You called me a gold digger. She wanted to scream at him. You made me feel like I’m trash. Just because you lived a better life than me. Just because you come from a better background than me.
“I can’t see you anymore,” she said instead. “You have to sort your life out. I have to be a better daughter to my mother. A better sister to Lohor. I want to go back to the university…”
“You can do all that in my house.”
“Whilst your wife is coming every day to beat me up?”
“She is not my wife,” he raised his voice.
This startled her. He rarely raised his voice. He placed his cup on the table, stood up and went to stand by the window. None of them spoke for a while.
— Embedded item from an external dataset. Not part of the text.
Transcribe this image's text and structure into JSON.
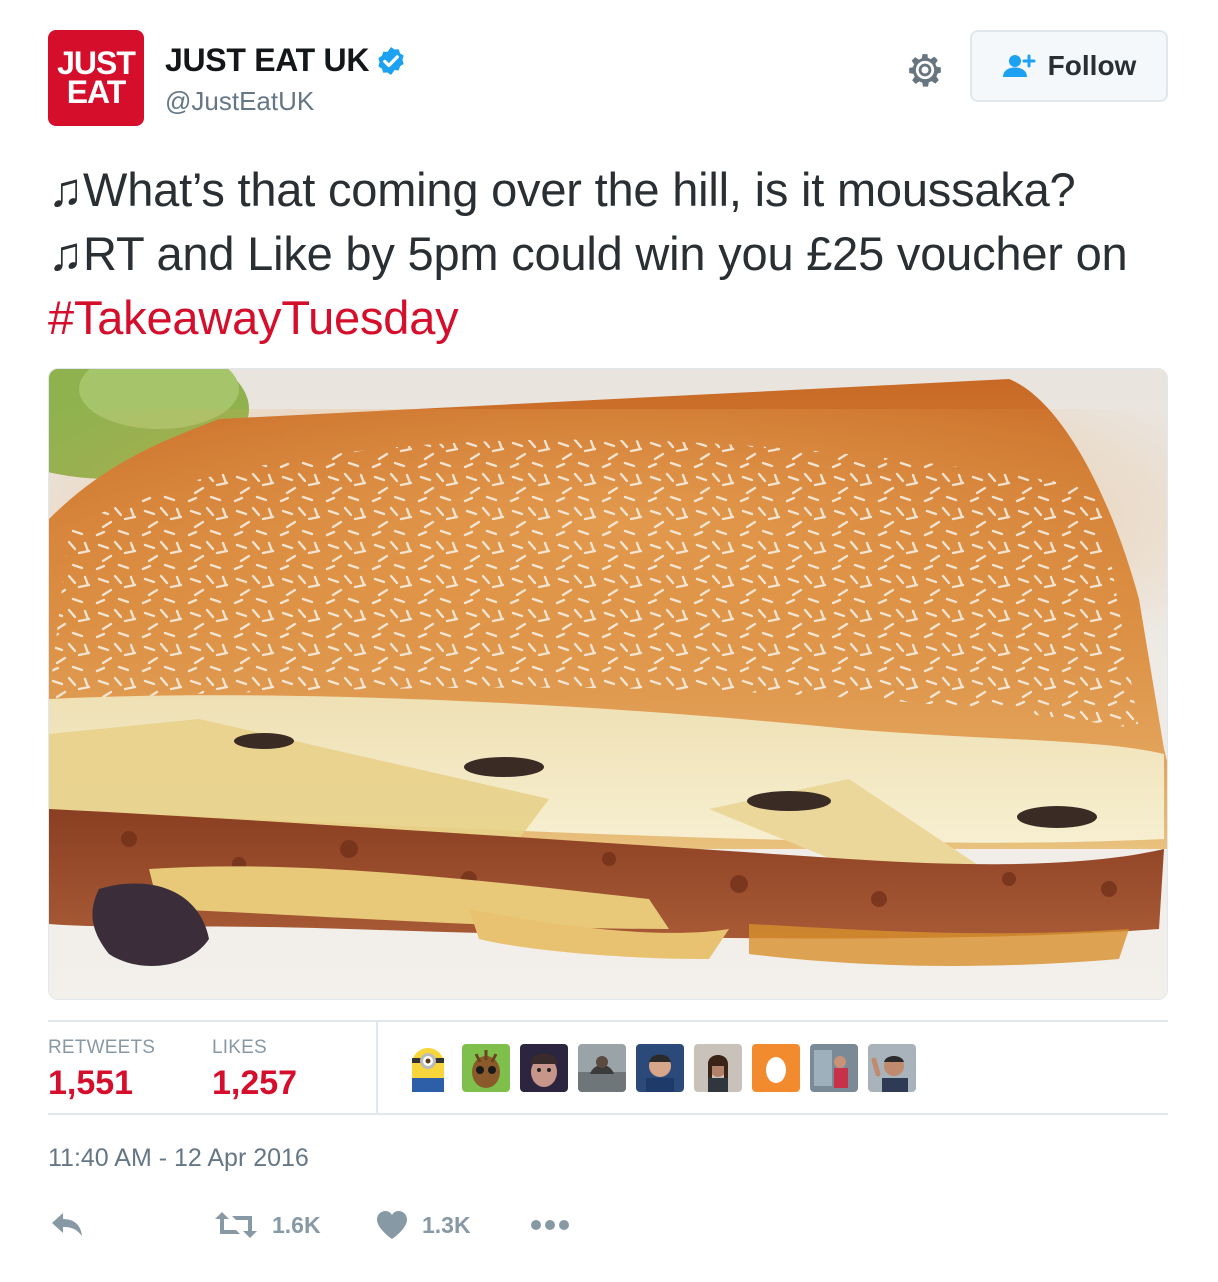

Her stomach started to hurt. She thought about the hot water bottle Kanyin brought over this morning before she left for her hospital appointment and decided to go and get it in the kitchen. She would fill it up and lie on her bed.
“You need to go, your daughter needs you.”
“You care about my daughter now, do you?”
She stared at him because she didn’t understand why he was now frowning.
“You left the hospital without even bothering to see her.” He stopped abruptly. “Okay, I get it. You are angry with me. But I don’t believe you don’t love me anymore. People don’t fall out of love like that.”
“They can.” She folded her arms across her chest.”If the love wasn’t strong in the first place.” She kept going, ignoring the expression on his face. “Maybe I was attracted to you because I needed a father figure in my life. I don’t know. All I know is, I’m not in love with you. This is not what love feels like.”
“Fine.” He stood there for a while as if he expected her to say she had changed her mind. Then like someone who had to do something, he came towards her, kissed her forehead and hurried out of the apartment.